The late start day also allows time for students to come into school who need remediation or extra help on certain subjects, he added.
In addition to his role for the school district, Mathews is also the parent of secondary school-aged students in the district.
While late start Wednesday wasn’t started because of the research surrounding sleep and school start times, speaking as a parent, Mathews said his kids have really loved the dedicated day where they are able to catch up on sleep.
The program was first implemented at Parowan High School while Mathews was the principal there.
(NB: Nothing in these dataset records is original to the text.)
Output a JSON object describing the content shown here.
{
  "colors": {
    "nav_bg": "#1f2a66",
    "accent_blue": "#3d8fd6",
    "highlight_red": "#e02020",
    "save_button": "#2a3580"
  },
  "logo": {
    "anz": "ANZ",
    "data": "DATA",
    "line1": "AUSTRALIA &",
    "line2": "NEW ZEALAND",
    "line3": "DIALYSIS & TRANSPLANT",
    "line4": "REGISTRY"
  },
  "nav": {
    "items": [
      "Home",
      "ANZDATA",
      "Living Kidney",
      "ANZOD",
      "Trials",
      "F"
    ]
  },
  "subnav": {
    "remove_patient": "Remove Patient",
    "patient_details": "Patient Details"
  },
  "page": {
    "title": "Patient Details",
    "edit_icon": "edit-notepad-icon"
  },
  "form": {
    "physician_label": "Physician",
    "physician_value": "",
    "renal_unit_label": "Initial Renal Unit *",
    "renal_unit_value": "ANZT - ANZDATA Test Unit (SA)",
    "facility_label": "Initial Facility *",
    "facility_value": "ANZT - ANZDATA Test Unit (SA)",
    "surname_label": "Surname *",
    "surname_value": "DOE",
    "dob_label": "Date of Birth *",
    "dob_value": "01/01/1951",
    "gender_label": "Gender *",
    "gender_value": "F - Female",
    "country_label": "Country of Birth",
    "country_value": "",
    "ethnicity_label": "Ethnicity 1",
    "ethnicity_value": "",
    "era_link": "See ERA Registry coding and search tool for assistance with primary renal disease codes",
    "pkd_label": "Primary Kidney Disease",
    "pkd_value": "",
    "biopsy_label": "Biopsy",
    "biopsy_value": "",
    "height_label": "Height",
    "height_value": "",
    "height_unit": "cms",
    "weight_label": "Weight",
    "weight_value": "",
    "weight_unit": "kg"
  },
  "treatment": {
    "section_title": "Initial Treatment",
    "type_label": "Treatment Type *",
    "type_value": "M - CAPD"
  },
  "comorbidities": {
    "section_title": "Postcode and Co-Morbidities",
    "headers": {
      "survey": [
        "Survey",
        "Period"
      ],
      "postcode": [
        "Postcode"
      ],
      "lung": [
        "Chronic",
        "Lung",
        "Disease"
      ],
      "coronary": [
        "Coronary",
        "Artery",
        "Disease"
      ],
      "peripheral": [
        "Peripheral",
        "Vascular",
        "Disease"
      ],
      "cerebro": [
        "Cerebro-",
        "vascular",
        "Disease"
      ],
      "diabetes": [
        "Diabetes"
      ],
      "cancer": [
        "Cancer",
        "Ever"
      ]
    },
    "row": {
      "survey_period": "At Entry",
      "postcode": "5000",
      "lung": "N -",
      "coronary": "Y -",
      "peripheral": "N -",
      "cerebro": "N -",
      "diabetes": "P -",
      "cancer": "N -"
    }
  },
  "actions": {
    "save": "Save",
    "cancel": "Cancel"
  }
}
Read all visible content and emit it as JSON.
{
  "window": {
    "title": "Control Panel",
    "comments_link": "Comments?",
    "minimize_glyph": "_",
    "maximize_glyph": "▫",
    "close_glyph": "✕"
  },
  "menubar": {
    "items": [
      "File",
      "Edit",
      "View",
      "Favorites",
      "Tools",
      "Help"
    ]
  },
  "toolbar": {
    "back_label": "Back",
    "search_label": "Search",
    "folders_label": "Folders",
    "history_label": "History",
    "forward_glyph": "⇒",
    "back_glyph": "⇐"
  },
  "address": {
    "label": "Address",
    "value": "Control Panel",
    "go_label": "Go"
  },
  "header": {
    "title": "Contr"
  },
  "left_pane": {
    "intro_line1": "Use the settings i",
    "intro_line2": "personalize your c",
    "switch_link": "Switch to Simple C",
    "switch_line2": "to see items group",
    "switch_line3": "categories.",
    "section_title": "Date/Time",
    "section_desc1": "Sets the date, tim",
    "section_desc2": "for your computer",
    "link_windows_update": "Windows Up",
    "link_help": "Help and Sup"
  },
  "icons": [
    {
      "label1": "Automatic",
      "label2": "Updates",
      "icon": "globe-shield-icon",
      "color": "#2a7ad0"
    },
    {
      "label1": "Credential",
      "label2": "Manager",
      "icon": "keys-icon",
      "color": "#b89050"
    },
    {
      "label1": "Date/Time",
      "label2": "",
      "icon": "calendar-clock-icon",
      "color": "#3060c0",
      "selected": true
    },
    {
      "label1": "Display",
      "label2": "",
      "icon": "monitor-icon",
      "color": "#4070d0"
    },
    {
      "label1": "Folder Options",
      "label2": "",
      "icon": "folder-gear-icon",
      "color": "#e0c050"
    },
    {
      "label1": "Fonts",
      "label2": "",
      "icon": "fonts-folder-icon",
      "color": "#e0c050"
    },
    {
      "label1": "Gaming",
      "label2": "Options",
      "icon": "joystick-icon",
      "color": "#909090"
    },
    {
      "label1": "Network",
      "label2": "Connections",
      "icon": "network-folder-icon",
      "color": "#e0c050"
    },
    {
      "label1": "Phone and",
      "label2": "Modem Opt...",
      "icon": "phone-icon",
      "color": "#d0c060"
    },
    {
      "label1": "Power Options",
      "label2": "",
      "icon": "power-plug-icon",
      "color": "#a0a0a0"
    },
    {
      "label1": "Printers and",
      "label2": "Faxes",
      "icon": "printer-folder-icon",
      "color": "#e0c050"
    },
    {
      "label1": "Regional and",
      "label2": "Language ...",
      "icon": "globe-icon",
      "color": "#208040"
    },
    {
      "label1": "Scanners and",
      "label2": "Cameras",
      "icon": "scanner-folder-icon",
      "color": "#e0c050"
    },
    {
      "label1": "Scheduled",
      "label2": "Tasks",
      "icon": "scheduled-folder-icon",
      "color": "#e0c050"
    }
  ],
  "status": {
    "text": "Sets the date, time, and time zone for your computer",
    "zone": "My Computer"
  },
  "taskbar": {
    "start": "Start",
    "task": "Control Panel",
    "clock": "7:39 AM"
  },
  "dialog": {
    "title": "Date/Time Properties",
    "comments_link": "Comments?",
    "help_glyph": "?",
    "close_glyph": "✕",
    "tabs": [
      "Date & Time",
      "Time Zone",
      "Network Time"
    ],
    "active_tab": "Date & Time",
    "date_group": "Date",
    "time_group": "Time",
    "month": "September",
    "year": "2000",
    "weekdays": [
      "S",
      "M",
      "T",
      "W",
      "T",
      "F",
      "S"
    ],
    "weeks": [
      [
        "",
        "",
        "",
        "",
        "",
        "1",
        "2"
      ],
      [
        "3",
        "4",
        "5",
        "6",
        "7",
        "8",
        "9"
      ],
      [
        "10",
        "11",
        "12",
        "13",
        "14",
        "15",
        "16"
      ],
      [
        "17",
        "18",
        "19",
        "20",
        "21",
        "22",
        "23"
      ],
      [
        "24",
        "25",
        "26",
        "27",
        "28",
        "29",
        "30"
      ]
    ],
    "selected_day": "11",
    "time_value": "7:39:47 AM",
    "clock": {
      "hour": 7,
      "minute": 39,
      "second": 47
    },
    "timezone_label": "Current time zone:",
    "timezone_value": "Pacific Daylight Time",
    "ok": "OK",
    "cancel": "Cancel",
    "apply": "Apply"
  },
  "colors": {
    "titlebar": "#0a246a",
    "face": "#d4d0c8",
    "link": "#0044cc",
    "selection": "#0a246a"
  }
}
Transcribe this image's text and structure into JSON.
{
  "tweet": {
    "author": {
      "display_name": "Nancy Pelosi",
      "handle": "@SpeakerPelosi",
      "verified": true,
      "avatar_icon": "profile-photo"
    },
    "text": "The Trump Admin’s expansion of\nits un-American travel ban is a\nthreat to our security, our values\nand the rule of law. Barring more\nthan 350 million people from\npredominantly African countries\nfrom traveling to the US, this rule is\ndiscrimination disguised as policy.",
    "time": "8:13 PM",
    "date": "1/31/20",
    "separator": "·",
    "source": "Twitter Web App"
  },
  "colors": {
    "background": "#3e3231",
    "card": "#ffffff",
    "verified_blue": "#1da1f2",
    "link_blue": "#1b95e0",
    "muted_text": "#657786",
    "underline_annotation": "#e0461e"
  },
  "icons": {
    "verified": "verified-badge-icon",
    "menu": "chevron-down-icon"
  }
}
Speaking only of Parowan High School, Mathews said the benefits of starting school late that one day far outweighed any of the possible negatives.
“The kids really appreciate Wednesday mornings,” he said, adding that most of them work really hard to not get into a place where they need remediation so they can use that day to sleep in and get to school refreshed.
That said, Mathews is not sure that adjusting regular start times (late start Wednesday excluded) by only about 30 minutes would make enough of a noticeable difference in academic performance to warrant the change.
Like Dunham, Mathews said the Iron County School District is certainly willing to have conversations and consider the science, but he feels there are many more things that parents, including himself, can do at home to ensure their adolescents are getting the sleep they need.
But Harrison is convinced that the science is sound and that this is one big way to make an impact for the better in the lives of future generations.
“We really can help a ton of kids and set them up for the kind of life success we want them to have,” Harrison said.
As the Utah legislative session begins, Harrison said she hopes to get her resolution before a committee as soon as possible.